I’ll wrap up this photo essay with what is a favourite spot for many denizens of Delhi – Lodhi Garden. Spread over 90 acres, it is popular with morning walkers from all walks of life. Some come to meditate, others to hold their “prabhat shakhas” or morning meetings, some come to do yoga and yet others to walk their pets.

The gear

Most of these photographs were taken between 2012-15 with the Panasonic GF1 and a 1.7/20mm lens. The photograph of Adilabad was taken with a Panasonic LX100. Lodhi Garden photos were taken in 2005 with a DSLR system.

Read more from Farhiz Karanjawala

14 COMMENTS

  1. Lovely essay trip, blown away by reflection shot tomb, and that pretty little girl with mother paying respects.
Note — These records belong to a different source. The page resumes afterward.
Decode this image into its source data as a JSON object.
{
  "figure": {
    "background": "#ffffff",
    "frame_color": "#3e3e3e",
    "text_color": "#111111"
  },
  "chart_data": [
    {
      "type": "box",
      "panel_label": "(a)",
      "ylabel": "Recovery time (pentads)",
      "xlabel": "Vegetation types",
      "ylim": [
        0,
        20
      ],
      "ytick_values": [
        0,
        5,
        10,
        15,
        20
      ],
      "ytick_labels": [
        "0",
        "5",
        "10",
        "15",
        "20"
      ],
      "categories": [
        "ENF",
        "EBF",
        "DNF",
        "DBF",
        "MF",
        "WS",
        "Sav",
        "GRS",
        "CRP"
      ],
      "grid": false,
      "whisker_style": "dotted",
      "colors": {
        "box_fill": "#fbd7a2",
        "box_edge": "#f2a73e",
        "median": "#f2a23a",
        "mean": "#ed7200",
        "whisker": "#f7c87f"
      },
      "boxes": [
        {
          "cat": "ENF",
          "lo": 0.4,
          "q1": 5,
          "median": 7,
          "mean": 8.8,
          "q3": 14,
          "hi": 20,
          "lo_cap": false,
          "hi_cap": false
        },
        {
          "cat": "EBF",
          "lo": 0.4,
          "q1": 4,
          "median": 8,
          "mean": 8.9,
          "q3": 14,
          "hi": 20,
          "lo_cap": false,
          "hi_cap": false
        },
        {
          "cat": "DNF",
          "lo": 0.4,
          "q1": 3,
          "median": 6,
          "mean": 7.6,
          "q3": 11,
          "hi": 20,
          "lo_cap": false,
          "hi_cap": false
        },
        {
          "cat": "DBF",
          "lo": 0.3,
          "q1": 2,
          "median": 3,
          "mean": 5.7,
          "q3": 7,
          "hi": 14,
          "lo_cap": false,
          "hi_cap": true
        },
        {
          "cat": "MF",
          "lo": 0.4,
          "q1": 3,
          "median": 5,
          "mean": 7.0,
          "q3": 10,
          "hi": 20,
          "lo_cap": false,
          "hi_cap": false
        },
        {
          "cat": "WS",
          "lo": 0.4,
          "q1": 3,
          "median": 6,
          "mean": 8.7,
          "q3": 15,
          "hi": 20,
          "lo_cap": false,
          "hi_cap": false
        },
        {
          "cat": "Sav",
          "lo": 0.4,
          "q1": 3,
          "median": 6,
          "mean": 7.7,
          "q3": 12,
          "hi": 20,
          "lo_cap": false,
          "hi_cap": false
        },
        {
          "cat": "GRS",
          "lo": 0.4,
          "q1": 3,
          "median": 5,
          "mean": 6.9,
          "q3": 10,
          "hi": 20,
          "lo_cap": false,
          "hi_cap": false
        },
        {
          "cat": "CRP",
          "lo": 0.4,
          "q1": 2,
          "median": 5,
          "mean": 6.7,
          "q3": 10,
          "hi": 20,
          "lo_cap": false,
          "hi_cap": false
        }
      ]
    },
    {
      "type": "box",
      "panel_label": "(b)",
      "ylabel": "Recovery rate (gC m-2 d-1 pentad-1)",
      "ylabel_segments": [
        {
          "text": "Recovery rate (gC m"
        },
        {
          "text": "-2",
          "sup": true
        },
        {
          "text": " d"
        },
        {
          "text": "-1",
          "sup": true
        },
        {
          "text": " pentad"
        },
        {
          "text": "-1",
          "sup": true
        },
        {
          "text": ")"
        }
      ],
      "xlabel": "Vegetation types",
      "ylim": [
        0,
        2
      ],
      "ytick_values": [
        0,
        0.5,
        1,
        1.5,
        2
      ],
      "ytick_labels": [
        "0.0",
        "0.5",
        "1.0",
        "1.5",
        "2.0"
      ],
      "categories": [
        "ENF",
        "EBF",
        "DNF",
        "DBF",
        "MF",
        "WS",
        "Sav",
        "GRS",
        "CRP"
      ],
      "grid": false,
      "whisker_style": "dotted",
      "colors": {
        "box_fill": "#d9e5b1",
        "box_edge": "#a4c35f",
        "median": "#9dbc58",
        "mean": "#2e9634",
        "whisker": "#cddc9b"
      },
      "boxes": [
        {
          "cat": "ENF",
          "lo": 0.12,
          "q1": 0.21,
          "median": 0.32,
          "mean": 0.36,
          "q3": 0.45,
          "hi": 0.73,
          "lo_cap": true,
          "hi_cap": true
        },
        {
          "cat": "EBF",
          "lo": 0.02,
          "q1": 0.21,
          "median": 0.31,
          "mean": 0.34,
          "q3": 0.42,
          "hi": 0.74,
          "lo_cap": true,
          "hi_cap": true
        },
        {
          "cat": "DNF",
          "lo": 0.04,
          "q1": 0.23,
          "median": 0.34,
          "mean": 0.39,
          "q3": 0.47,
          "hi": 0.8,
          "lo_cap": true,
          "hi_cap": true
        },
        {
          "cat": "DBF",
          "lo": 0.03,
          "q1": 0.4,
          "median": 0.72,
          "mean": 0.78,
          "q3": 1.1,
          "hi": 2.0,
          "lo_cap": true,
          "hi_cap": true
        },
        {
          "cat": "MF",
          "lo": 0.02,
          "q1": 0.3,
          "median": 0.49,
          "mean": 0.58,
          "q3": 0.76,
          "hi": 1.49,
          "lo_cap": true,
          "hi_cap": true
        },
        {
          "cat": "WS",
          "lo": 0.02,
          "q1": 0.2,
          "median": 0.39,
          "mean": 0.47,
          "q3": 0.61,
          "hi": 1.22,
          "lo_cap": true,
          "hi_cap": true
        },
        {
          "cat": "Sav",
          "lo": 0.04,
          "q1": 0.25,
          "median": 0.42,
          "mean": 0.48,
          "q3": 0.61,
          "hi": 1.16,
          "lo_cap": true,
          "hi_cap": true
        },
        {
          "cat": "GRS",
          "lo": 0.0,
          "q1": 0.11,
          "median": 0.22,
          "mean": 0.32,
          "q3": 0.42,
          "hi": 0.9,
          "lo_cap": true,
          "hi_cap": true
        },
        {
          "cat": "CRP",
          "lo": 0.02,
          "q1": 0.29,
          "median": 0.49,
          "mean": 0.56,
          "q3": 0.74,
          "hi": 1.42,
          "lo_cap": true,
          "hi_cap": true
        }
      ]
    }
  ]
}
Are those pots in trees empty or is their offering inside? India what a gorgeous country.

    • Thank you John. The earthen pot is the offering, it would be empty inside I think. What makes one wonder is how and who placed them so high. There must have been a ladder somewhere….

  2. What a wonderful series of images, and the story.

    I love the rich diversity of the images, the vivid colours, and like John above the reflection shot is amazing. However I love the image with the light rays in the park, and the person walking across dressed in red.

    Thank you for sharing these memories with us.

  3. I’m with Dave (above) on the second last image of the light rays in the park.
    Simply a personal preference I know, but for me it’s a standout special. Light, composition and the flash of red.

  4. An excellent set of images and a wonderful story. I am with Dave and Wayne. My favourite image is the second last image. Thanks for sharing

  5. “..Can’t quite say what drew me to this scene but it was a darn sight more interesting than Metcalfe’s Folly.” Can’t quite say what drew me to this scene? ..Cartier-Bresson’s “Picnic on the banks of the Marne”.

    I think the word for these is “gorgissimo!” (..is that a word?) and “Sightseers at the Qutab Minar in Mehrauli” is what paint and paintbrushes and cameras were created for!

  6. Very nicely illustrated story, reminds me to my monthly trips to Dehli in the years 1995-2000. Guided by our colleagues from Dehli we had excellent dinners at hidden places. Qutab Minar and the mosque were close to our office. Thank you very much.

  7. A fine series of pictures Farhiz. Quite overwhelming to European eyes. The penultimate one has lovely lighting and is very atmospheric. You also prove that regardless of camera, you can capture some informative pictures.

    • Thank you, David. These were taken before my X Vario days. The GF1 was partly an experiment to use a single lens and camera for a length of time. It was also the last time I used a DSLR. Not going back to those again I think.

  8. A lovely series of images, Farhiz, with so much of Delhi for us to enjoy as we here (in UK) endure a wet and cold February. Your essay too is well written and peels back the many layers of history over the centuries, including our own British layer. I too loved the penultimate picture but many others as well, particularly the silhouette before the marble screen in the dargah and the street scenes. Thank you!

    • Thank you, David. I’m relieved that you and others didn’t find the history too much or too boring. Names and dates can be a bit much to take. As for that second-last picture, let’s put it down to photographer’s luck, but I’m happy that other pictures resonated with you because as with any other city it’s the people who make it what it is.